Cold-weather clothing sales helped Jos. A. Bank in Dec.

Stores open at least year show increases of 5.4%

catalog, Internet also gain

January 10, 2003|By Eileen Ambrose | Eileen Ambrose,SUN STAFF

Helped by frigid temperatures that boosted purchases of cold-weather clothing, Jos. A. Bank Clothiers Inc. said yesterday that sales at stores open at least a year increased 5.4 percent in December.

The Hampstead-based men's apparel retailer said total sales for the month reached $37.8 million, up 17.3 percent from the $32.2 million posted in December 2001.

"We did well in every single category," said Robert N. Wildrick, chief executive officer. The strongest sales, he said, were gift and cold weather items, such as shirts, ties, topcoats, casual coats and gloves.

In addition to the gain in same-store sales - a key measure of a retailer's performance - catalog and Internet sales combined rose 31.6 percent over December 2001.

Some of those Internet sales were the result of a partnership with, which began selling Bank's clothes online in November. Wildrick said the Amazon-generated sales account for only 10 percent to 15 percent of Bank's Internet business, but about 90 percent of those sales were to new customers.

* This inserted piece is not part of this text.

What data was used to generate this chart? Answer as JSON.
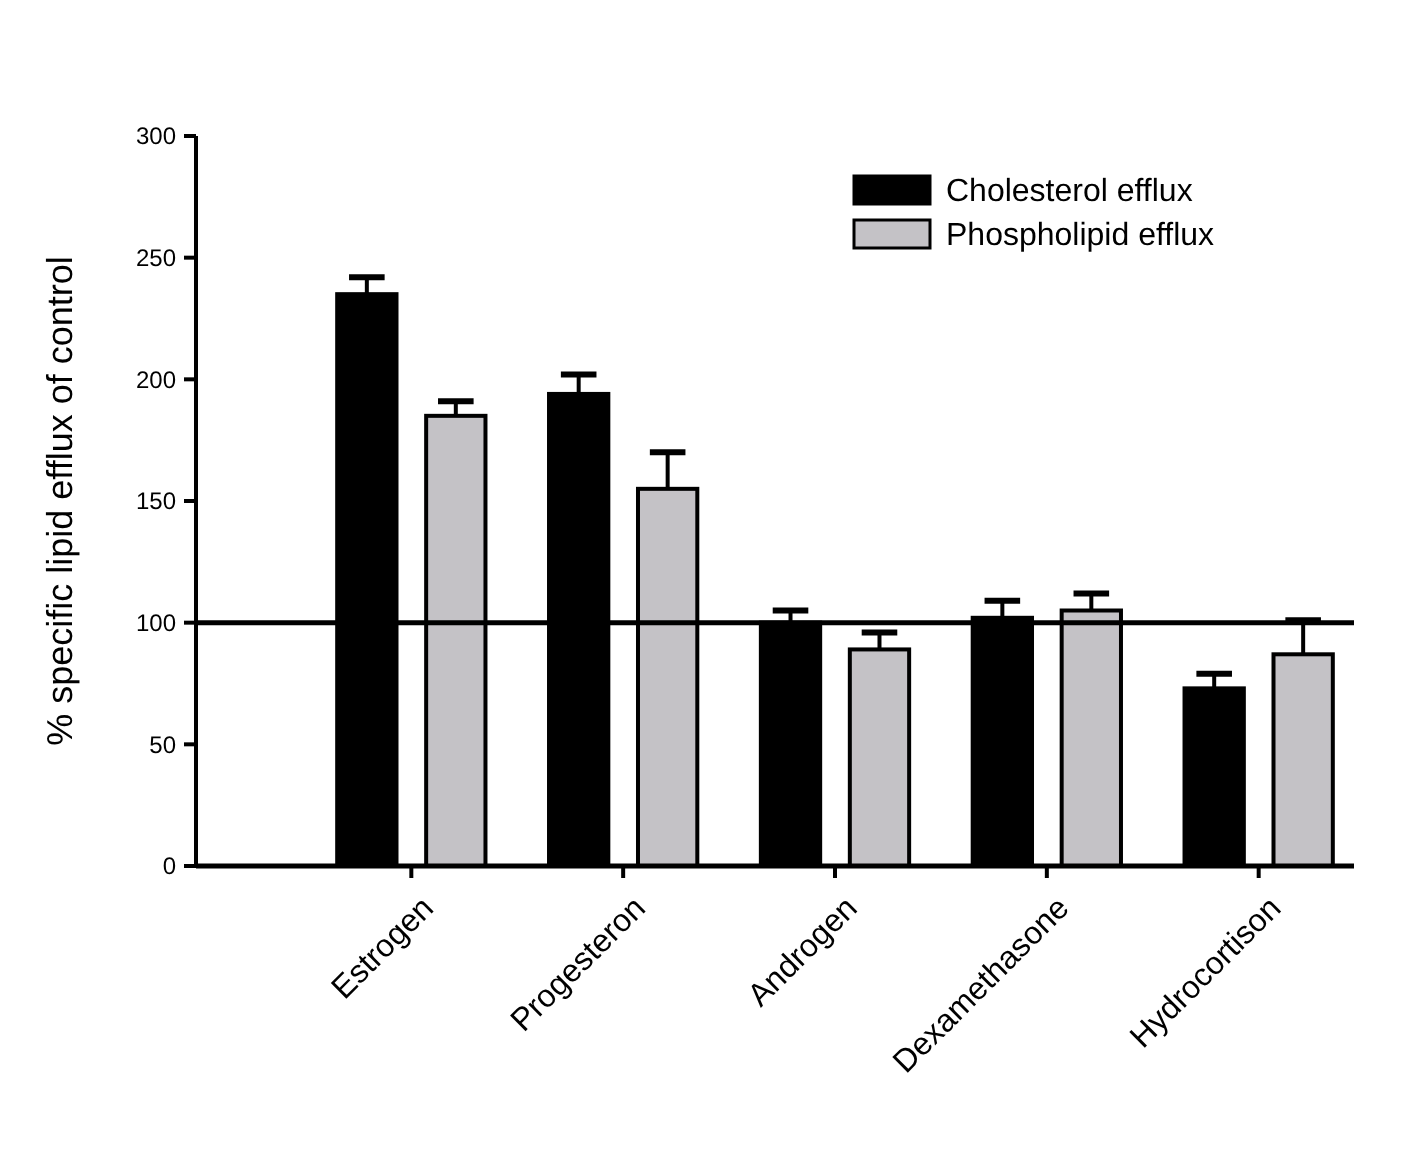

Analysts said Bank has turned in a better performance than many competitors.

"I was very encouraged by their performance," said Preston Silvey, an analyst with First Dallas Securities. "It was very promotion-driven. That was what was needed to show those positive results. And the weather helped out."

Said Michael M. Via, director of research for Anderson & Strudwick Inc. in Richmond, Va.: "By and large, it was a pretty mixed bag for a lot of retailers, but Jos. Bank continues a trend that's been going on this whole year. They've been taking market share [from competitors, particularly the Men's Wearhouse]. They've been at the forefront of having the right thing on the shelf at the right time."

Bank also benefits from a comparison with last year, when sales at stores open at least a year were down 6.7 percent because shoppers stayed home after the Sept. 11, 2001, terrorist attacks, Via said. Via's firm is a market maker in Bank's stock, meaning it buys and sells the stock to facilitate its trading.

For the first 11 months of its fiscal year, Bank's sales reached $228.1 million, up from $198.2 million the year before.

"We seem to have a formula for doing well in a weak economy," Wildrick said. "In a weak economy, customers want great value for their money."

Analysts expect the company to report $1.41 a share for the 2002 fiscal year, up from $1.05 in 2001. For this year, analysts predict earnings per share of $1.65 to $1.69.

Part of the increase in earnings will come from the opening of stores this year, Via said. Bank has 160 stores in 30 states and is planning to open another 50 stores this year.

The retailer's stock rose yesterday $1.02 a share to $23.22 on the Nasdaq stock market.